For Ruslan Nimchynskyi, Kyiv’s ambassador to Cyprus, there is no doubt whose side Nicosia is on. Although sleep-deprived and exhausted – “diplomacy like the army are working 24/7” – the envoy is animated by what he sees as an outpouring of solidarity towards Ukraine. In addition to official expressions of support, there are smaller gestures, such as the flowers that are placed almost daily outside the villa that houses the embassy, alongside placards denouncing Russian aggression.

“We are deeply grateful to the government of Cyprus for the support and unity it has shown,” he says. “I see that ordinary Cypriots feel our pain.”

President Nicos Anastasiades has said his compatriots’ experience of war, division and ongoing Turkish occupation underpins local compassion towards Ukraine.

But EU diplomats and analysts say official condemnation of Russia’s move towards war was slow at first. “Russia was not mentioned by name because they didn’t want to offend a power perceived to be pro-Greek Cypriot in the UN security council even if, in reality, Moscow has no interest in a solution of the Cyprus problem since keeping the island divided and out of Nato suits it just fine,” says Hubert Faustmann, professor of history and political science at the University of Nicosia.

It was only when, days before the invasion, Putin recognised the self-proclaimed Donetsk and Luhansk “people’s republics” as independent states that alarm bells sounded in government circles. “It was too close to the situation here,” Faustmann says, referring to the breakaway Turkish republic of northern Cyprus that unilaterally declared independence in 1983, nine years after Ankara sent in troops prompted by a coup aimed at uniting the island with Greece.

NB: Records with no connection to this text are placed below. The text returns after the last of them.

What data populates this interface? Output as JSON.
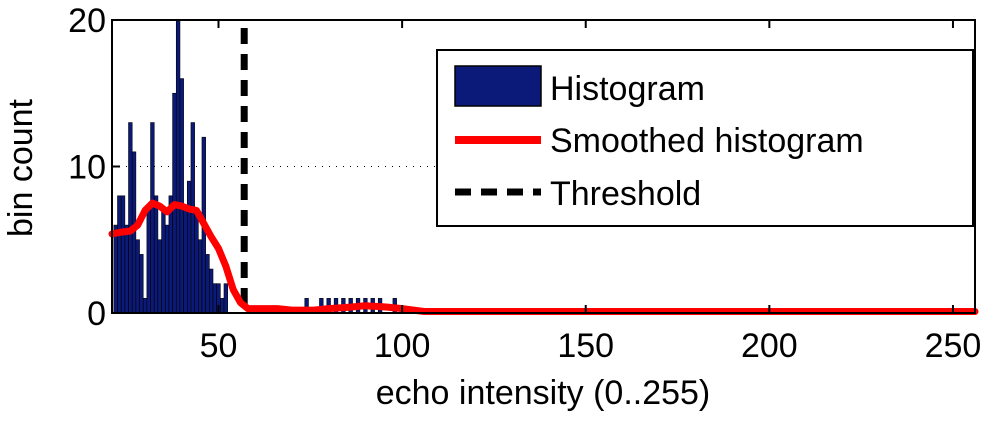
{
  "chart_data": {
    "type": "bar",
    "xlabel": "echo intensity (0..255)",
    "ylabel": "bin count",
    "xlim": [
      21,
      256
    ],
    "ylim": [
      0,
      20
    ],
    "xticks": [
      50,
      100,
      150,
      200,
      250
    ],
    "yticks": [
      0,
      10,
      20
    ],
    "grid": "y-dotted",
    "legend_position": "top-right",
    "series": [
      {
        "name": "Histogram",
        "kind": "bar",
        "color": "#0b1a78",
        "x": [
          22,
          23,
          24,
          25,
          26,
          27,
          28,
          29,
          30,
          31,
          32,
          33,
          34,
          35,
          36,
          37,
          38,
          39,
          40,
          41,
          42,
          43,
          44,
          45,
          46,
          47,
          48,
          49,
          50,
          51,
          52,
          53,
          54,
          55,
          66,
          68,
          74,
          78,
          80,
          82,
          84,
          86,
          88,
          90,
          92,
          94,
          98
        ],
        "values": [
          6,
          8,
          8,
          6,
          13,
          11,
          5,
          4,
          1,
          7,
          13,
          8,
          5,
          7,
          6,
          8,
          15,
          20,
          16,
          7,
          9,
          13,
          7,
          5,
          12,
          4,
          3,
          2,
          2,
          1,
          2,
          0,
          0,
          0,
          0,
          0,
          1,
          1,
          1,
          1,
          1,
          1,
          1,
          1,
          1,
          1,
          1
        ]
      },
      {
        "name": "Smoothed histogram",
        "kind": "line",
        "color": "#ff0000",
        "x": [
          21,
          23,
          26,
          28,
          30,
          32,
          34,
          36,
          38,
          40,
          42,
          44,
          46,
          48,
          50,
          52,
          54,
          56,
          58,
          62,
          66,
          70,
          76,
          80,
          86,
          90,
          96,
          100,
          106,
          110,
          120,
          150,
          200,
          256
        ],
        "values": [
          5.4,
          5.5,
          5.6,
          6.0,
          7.0,
          7.5,
          7.3,
          6.9,
          7.4,
          7.3,
          7.1,
          7.0,
          6.1,
          5.2,
          4.4,
          3.2,
          1.6,
          0.7,
          0.3,
          0.3,
          0.3,
          0.2,
          0.2,
          0.3,
          0.4,
          0.5,
          0.4,
          0.3,
          0.1,
          0.1,
          0.1,
          0.1,
          0.1,
          0.1
        ]
      },
      {
        "name": "Threshold",
        "kind": "vline",
        "color": "#000000",
        "x": 57
      }
    ]
  }
}
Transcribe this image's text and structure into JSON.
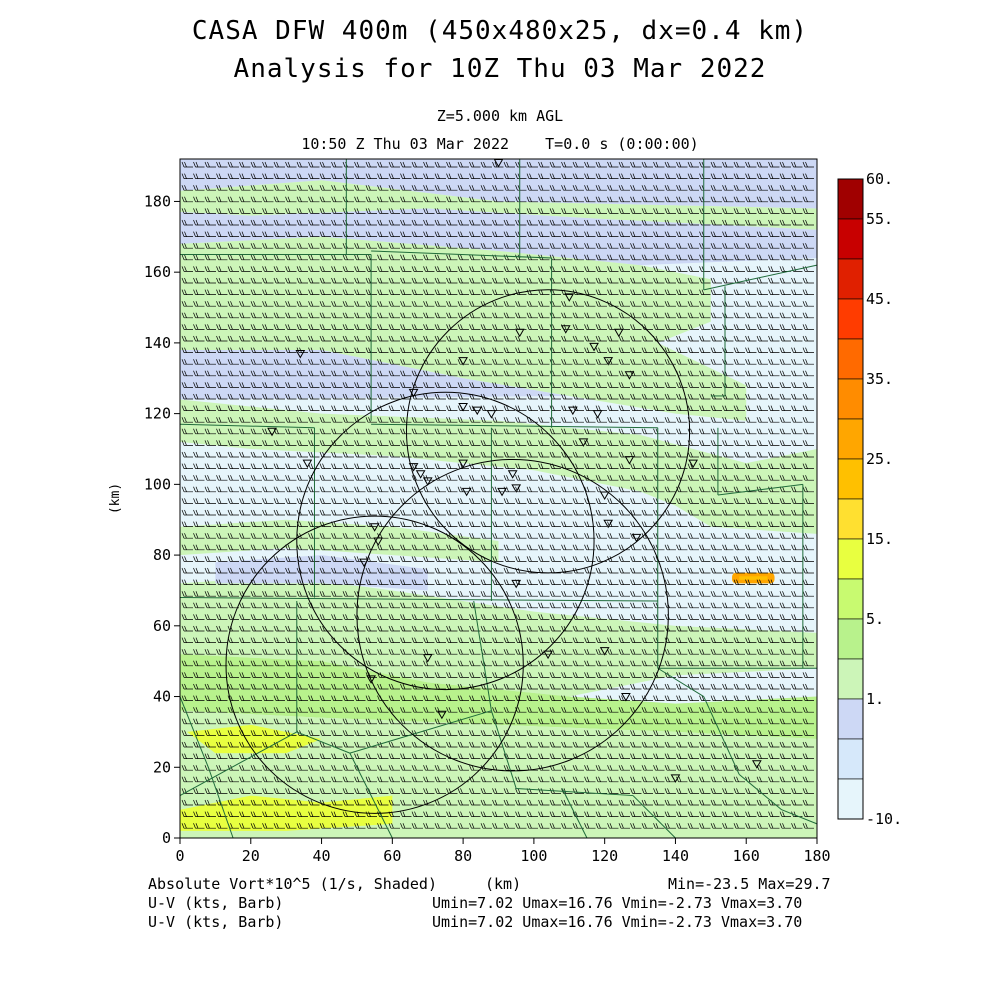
{
  "header": {
    "title_line1": "CASA DFW 400m (450x480x25, dx=0.4 km)",
    "title_line2": "Analysis for 10Z Thu 03 Mar 2022",
    "level": "Z=5.000 km AGL",
    "valid_time": "10:50 Z Thu 03 Mar 2022    T=0.0 s (0:00:00)"
  },
  "footer": {
    "field_label": "Absolute Vort*10^5 (1/s, Shaded)",
    "x_unit": "(km)",
    "minmax": "Min=-23.5 Max=29.7",
    "barb1_label": "U-V (kts, Barb)",
    "barb1_stats": "Umin=7.02 Umax=16.76 Vmin=-2.73 Vmax=3.70",
    "barb2_label": "U-V (kts, Barb)",
    "barb2_stats": "Umin=7.02 Umax=16.76 Vmin=-2.73 Vmax=3.70"
  },
  "chart_data": {
    "type": "heatmap",
    "field": "Absolute Vorticity x10^5 (1/s)",
    "xlabel": "(km)",
    "ylabel": "(km)",
    "xlim": [
      0,
      180
    ],
    "ylim": [
      0,
      192
    ],
    "x_ticks": [
      0,
      20,
      40,
      60,
      80,
      100,
      120,
      140,
      160,
      180
    ],
    "y_ticks": [
      0,
      20,
      40,
      60,
      80,
      100,
      120,
      140,
      160,
      180
    ],
    "colorbar": {
      "labels": [
        "60.",
        "55.",
        "45.",
        "35.",
        "25.",
        "15.",
        "5.",
        "1.",
        "-10."
      ],
      "colors": [
        "#a00000",
        "#c80000",
        "#e02000",
        "#ff3c00",
        "#ff6a00",
        "#ff8c00",
        "#ffa600",
        "#ffc000",
        "#ffe030",
        "#e8ff40",
        "#c8fa70",
        "#b8f28c",
        "#ccf5b8",
        "#cdd8f5",
        "#d6e8fa",
        "#e6f5fb"
      ]
    },
    "radar_circles": [
      {
        "cx": 104,
        "cy": 115,
        "r": 40
      },
      {
        "cx": 75,
        "cy": 84,
        "r": 42
      },
      {
        "cx": 94,
        "cy": 63,
        "r": 44
      },
      {
        "cx": 55,
        "cy": 49,
        "r": 42
      }
    ],
    "stations": [
      [
        90,
        191
      ],
      [
        110,
        153
      ],
      [
        34,
        137
      ],
      [
        96,
        143
      ],
      [
        109,
        144
      ],
      [
        124,
        143
      ],
      [
        80,
        135
      ],
      [
        117,
        139
      ],
      [
        121,
        135
      ],
      [
        127,
        131
      ],
      [
        66,
        126
      ],
      [
        80,
        122
      ],
      [
        84,
        121
      ],
      [
        88,
        120
      ],
      [
        111,
        121
      ],
      [
        118,
        120
      ],
      [
        26,
        115
      ],
      [
        114,
        112
      ],
      [
        36,
        106
      ],
      [
        66,
        105
      ],
      [
        80,
        106
      ],
      [
        68,
        103
      ],
      [
        70,
        101
      ],
      [
        94,
        103
      ],
      [
        127,
        107
      ],
      [
        145,
        106
      ],
      [
        81,
        98
      ],
      [
        91,
        98
      ],
      [
        95,
        99
      ],
      [
        120,
        97
      ],
      [
        121,
        89
      ],
      [
        129,
        85
      ],
      [
        55,
        88
      ],
      [
        56,
        84
      ],
      [
        52,
        78
      ],
      [
        95,
        72
      ],
      [
        70,
        51
      ],
      [
        104,
        52
      ],
      [
        120,
        53
      ],
      [
        54,
        45
      ],
      [
        126,
        40
      ],
      [
        74,
        35
      ],
      [
        140,
        17
      ],
      [
        163,
        21
      ]
    ],
    "wind_barbs": {
      "u_kts": [
        7.02,
        16.76
      ],
      "v_kts": [
        -2.73,
        3.7
      ]
    },
    "stats": {
      "min": -23.5,
      "max": 29.7
    }
  }
}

For a country so dependent on tourism, Cyprus will pay a heavy price for its support of sanctions.

The island’s GDP is projected to contract by 2%, largely because of the closure of Cypriot airspace to Russia, the island’s second largest tourist market after the UK. “Tourism accounts for 20% of our GDP and it has become increasingly dependent on Russians,” says Philokypros Roussounides, the Cyprus Hotel Association’s director general. “Before Ukraine, we were talking of a 10%-to-15% increase in Russians and Ukrainians who together make up around 22% of our entire tourism pie. The impact is definitely going to be big.”

Stanislav Osadchiy, Moscow’s longtime ambassador to Cyprus, has already said that Nicosia has “shot itself in the foot” by backing measures “aimed at demonising” his country. After predicting Russian tourists would instead head to Turkey, which has not endorsed the flight ban, he made clear that Moscow was watching Cyprus closely.

“Everything will be taken into account [including] those measures that Nicosia will take in relation to our country,” he told Phileleftheros, a Cypriot daily. “For our part, we will try to maintain those good relations which were previously formed. We hope that Nicosia will respond in a similar way.”

Kasoulidis is sanguine. “All EU member states have some impact from the sanctions. They were unavoidable and we all agreed in unanimity about them,” he says, insisting that while Nicosia has reserved the right to lift the ban on Russian flights, if Turkey fails to follow suit, he does not think it would.

“We are working to bring tourists in from other areas. It is anyway better to diversify our sources.”